Assemblyman Rocky Chávez, a loyal Republican and candidate for the U.S. Senate, is breaking ranks with his party’s presidential front-runner over immigration issues.
“California is a world leader in many categories, and it is crucial that we solidify our state as a leader in comprehensive immigration reform; it is clear to me that the ideologies of Mr. Trump will set our nation and our state back many years and damage our society for many years to come,” Chávez said in a statement Monday.
“Immigrants give great value to society and lawmakers need to focus on the importance of keeping families together in order to ensure our nation continues to be the land of opportunity.”
Chávez made his remarks in the wake of an interview the New York businessman had Sunday with NBC’s Chuck Todd and the release of the candidate’s immigration-reform plan, which includes ending citizenship rights children of undocumented immigrants born in the United States.
Trump said on “Meet the Press” that he would reverse President Obama’s executive orders on immigration and deport all undocumented immigrants from the United States.
“We’re going to keep the families together, but they have to go,” he said. “We will work with them.
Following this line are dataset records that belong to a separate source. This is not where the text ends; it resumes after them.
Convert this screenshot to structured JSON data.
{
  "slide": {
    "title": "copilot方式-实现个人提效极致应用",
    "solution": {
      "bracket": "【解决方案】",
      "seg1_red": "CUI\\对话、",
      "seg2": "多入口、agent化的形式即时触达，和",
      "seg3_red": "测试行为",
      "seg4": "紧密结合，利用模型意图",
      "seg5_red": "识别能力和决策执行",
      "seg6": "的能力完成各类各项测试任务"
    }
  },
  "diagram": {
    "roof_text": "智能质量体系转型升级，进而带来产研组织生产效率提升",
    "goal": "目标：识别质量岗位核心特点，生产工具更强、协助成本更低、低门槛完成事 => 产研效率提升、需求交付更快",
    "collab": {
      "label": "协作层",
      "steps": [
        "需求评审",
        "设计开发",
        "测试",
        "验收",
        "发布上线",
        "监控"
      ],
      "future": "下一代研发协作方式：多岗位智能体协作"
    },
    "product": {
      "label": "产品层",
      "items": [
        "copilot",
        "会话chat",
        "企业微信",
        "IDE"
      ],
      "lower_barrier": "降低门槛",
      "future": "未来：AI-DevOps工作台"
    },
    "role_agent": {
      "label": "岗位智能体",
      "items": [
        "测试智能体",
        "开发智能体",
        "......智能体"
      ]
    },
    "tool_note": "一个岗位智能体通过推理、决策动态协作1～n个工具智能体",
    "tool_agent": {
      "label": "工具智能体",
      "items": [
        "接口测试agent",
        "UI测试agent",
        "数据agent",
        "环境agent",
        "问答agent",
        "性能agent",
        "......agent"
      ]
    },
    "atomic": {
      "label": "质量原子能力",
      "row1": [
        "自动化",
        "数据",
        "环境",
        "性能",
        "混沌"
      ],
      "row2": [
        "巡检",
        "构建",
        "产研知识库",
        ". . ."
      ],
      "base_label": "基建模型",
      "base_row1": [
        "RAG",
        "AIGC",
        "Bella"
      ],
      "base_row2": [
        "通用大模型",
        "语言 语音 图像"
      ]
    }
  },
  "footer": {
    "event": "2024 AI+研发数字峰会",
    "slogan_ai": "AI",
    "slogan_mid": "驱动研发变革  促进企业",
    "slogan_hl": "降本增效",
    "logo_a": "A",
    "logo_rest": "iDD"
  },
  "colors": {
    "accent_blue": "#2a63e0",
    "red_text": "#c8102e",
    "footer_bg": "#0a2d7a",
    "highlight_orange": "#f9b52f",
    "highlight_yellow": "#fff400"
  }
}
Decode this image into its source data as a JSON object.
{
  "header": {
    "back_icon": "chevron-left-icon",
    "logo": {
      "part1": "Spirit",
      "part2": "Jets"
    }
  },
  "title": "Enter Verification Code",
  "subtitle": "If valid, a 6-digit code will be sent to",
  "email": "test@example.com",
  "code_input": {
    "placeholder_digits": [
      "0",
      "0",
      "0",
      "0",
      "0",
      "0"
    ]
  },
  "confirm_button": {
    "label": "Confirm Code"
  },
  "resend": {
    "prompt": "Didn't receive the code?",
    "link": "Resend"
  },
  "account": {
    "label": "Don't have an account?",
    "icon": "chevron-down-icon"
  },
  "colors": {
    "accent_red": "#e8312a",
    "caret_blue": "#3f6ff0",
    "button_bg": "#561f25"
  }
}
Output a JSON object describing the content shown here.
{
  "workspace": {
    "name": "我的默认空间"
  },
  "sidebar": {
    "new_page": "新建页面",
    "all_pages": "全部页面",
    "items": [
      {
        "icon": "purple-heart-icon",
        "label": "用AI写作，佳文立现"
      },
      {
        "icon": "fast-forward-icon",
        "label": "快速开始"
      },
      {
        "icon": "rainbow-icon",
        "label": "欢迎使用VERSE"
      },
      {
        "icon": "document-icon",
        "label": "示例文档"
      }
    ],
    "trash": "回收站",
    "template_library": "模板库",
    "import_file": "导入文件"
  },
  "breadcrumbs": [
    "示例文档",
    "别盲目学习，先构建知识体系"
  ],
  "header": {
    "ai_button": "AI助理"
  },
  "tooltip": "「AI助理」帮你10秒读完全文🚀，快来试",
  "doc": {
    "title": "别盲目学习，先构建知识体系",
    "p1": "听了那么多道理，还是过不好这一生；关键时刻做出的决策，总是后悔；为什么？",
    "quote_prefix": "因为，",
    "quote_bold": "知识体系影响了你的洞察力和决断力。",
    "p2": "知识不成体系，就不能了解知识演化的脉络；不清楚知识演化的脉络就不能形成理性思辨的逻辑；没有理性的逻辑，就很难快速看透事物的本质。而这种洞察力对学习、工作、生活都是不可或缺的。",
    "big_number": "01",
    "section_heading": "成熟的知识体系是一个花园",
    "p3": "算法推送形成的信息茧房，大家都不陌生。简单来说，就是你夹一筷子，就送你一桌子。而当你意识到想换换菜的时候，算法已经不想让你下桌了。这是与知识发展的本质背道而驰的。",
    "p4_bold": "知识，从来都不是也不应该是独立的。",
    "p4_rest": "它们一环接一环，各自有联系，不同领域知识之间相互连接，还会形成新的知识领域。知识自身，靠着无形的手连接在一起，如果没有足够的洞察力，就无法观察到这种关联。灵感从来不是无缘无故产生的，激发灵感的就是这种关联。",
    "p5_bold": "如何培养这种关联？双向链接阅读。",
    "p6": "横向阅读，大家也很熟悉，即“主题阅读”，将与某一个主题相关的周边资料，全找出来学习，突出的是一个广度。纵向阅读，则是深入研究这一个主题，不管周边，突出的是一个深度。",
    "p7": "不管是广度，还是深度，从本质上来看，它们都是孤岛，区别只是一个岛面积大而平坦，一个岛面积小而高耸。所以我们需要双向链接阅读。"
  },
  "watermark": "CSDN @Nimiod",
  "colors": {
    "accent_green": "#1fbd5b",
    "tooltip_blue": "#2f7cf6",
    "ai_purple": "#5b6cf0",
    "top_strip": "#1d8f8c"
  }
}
They have to go. Chuck, we either have a country, or we don’t have a country.”
A retired Marine colonel, Chávez, 64, has launched a long-shot bid for the U.S. Senate seat being vacated by Barbara Boxer. His name would be on the same ballot at Trump’s if both make it to the November 2016 elections.
Chávez the sole Latino Republican serving in Sacramento, backs a path to legalization for undocumented immigrants.